Durante las siguientes dos semanas, Lamb había ido un par de veces a Slough House, con la intensión de hacer infelices a los caballos; hacerles saber que no porque no lo veían, él no se enteraba de todo.
"¡Si vas a drogarte hazlo fuera de la oficina, troll inútil, te estás quedando bizca!", le dijo a Shirley, mientras esta fingía demencia; "¡y tú, no creas que no sé que faltaste 6 horas esta semana, te toca venir el sábado!", le gritó a River, quien le explicó que estaba en una emergencia médica con su abuelo, "me importa una mierda, cuando lo vuelvas a ver dile que lo odio", le dijo antes de subir a su oficina.

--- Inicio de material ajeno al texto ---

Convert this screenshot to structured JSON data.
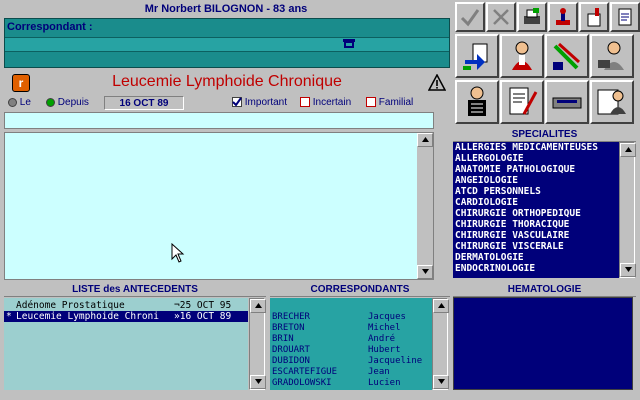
{
  "patient": {
    "header": "Mr Norbert BILOGNON - 83 ans"
  },
  "correspondant": {
    "label": "Correspondant :"
  },
  "diagnosis": {
    "title": "Leucemie Lymphoide Chronique",
    "logo_letter": "r"
  },
  "options": {
    "le_label": "Le",
    "depuis_label": "Depuis",
    "date": "16 OCT 89",
    "important_label": "Important",
    "incertain_label": "Incertain",
    "familial_label": "Familial"
  },
  "specialites": {
    "header": "SPECIALITES",
    "items": [
      "ALLERGIES MEDICAMENTEUSES",
      "ALLERGOLOGIE",
      "ANATOMIE PATHOLOGIQUE",
      "ANGEIOLOGIE",
      "ATCD PERSONNELS",
      "CARDIOLOGIE",
      "CHIRURGIE ORTHOPEDIQUE",
      "CHIRURGIE THORACIQUE",
      "CHIRURGIE VASCULAIRE",
      "CHIRURGIE VISCERALE",
      "DERMATOLOGIE",
      "ENDOCRINOLOGIE"
    ]
  },
  "antecedents": {
    "header": "LISTE des ANTECEDENTS",
    "rows": [
      {
        "mark": "",
        "name": "Adénome Prostatique",
        "date": "¬25 OCT 95",
        "selected": false
      },
      {
        "mark": "*",
        "name": "Leucemie Lymphoide Chroni",
        "date": "»16 OCT 89",
        "selected": true
      }
    ]
  },
  "correspondants": {
    "header": "CORRESPONDANTS",
    "rows": [
      {
        "last": "BRECHER",
        "first": "Jacques"
      },
      {
        "last": "BRETON",
        "first": "Michel"
      },
      {
        "last": "BRIN",
        "first": "André"
      },
      {
        "last": "DROUART",
        "first": "Hubert"
      },
      {
        "last": "DUBIDON",
        "first": "Jacqueline"
      },
      {
        "last": "ESCARTEFIGUE",
        "first": "Jean"
      },
      {
        "last": "GRADOLOWSKI",
        "first": "Lucien"
      }
    ]
  },
  "hematologie": {
    "header": "HEMATOLOGIE"
  },
  "colors": {
    "navy": "#00007a",
    "teal": "#1a8c8c",
    "light_cyan": "#ccffff",
    "title_red": "#c00000"
  },
  "toolbar_icons": [
    "check-icon",
    "cancel-icon",
    "print-icon",
    "stamp-icon",
    "delete-icon",
    "document-icon",
    "import-icon",
    "doctor-exam-icon",
    "pen-tools-icon",
    "telephone-doctor-icon",
    "xray-icon",
    "prescription-icon",
    "scanner-icon",
    "portrait-icon"
  ]
}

—¡Extraño a Standish! – Dijo Shirley con la mirada perdida-, está insoportable desde que ella no está.
—Lo único bueno es que prácticamente no se aparece por aquí –señaló Louisa-.
—Sí, pero cuando viene nos jode terriblemente la existencia a todos -agregó Marcus-, con Catherine aquí, básicamente no le veíamos la cara, pues se la pasaba arriba en su oficina.
En eso escucharon golpes en el piso, "muevan el culo, perdedores, no les pago para que vengan a hacer chismes en la oficina"; pusieron los ojos en blancos, pero todos caminaron apresuradamente a sus lugares.
Doce semanas habían pasado desde aquel maldito día. Esa mañana Jackson había recibido, por segunda vez, el formulario para oficializar la baja de Standish; así que con el papel en la mano, se había inventado una excusa para ir a verla; le diría que no tenía idea de qué hacer con ese documento (en realidad solo tenía que poner su firma), que no entendía las instrucciones; luego le cambiaría el tema dos o tres veces, hasta que ella se deseperara, y, finalmente, abordaría el tema de su regreso.
Estaba en una esquina, a dos cuadras de distancia de su edificio, él sabía que ella debía pasar por allí para llegar a su casa al regreso de su trabajo; a veces se detenía en el café de la esquina, otras veces en la tienda para comprar leche u otros insumos básicos.
Esa tarde era diferente. Catherine caminaba del brazo de Will, y Jackson sintió un nudo en el estómago que se retorcía con cada pensamiento intrusivo. Su mandíbula se apretaba con fuerza, casi dolorosamente. Will era un viejo amigo de Catherine, ese tipo que regresaba a su vida cada cierto tiempo. Habían pasado más de cuatro años desde la última vez que se vieron. Will no era un amigo cualquiera; Jackson sabía que era ese eterno pretendiente; por su parte, Catherine lo estimaba, lo estimaba mucho, a decir verdad. Por alguna extraña razón Will y Catherine, parecían no estar en la misma página para llevar su relación a otro nivel; sin embargo, él no podía ignorar cómo la felicidad de Catherine parecía aumentar cada vez que Will estaba cerca, y eso le carcomía un poco la vida.
Jackson sabía todo eso porque había investigado a Will, la primera vez que entró a su radar, hace años atrás.
Mientras Will y Catherine entraban al café de la esquina, Jackson los observaba a la distancia; consumido en sus pensamientos, recordó la jodida discusión que habían tenido, las palabras llenas de verdad pero hirientes que habían salido de su boca, y lo mucho que la habían lastimado; él era un hombre de naturaleza egoísta, pero comenzaba a vislumbrar la posibilidad de que, tal vez, era tiempo de dejarla ir, no tenía derecho de entrar de nuevo a su vida y arrastrarla a su mierda; por lo que dobló el formulario y lo guardó en su pantalón, y con un suspiro amargo se alejó del lugar, sintiéndose maldito y miserable.
A/N: Gracias por pasar y leer, espero lo disfrutes tanto como disfruté escribirlo.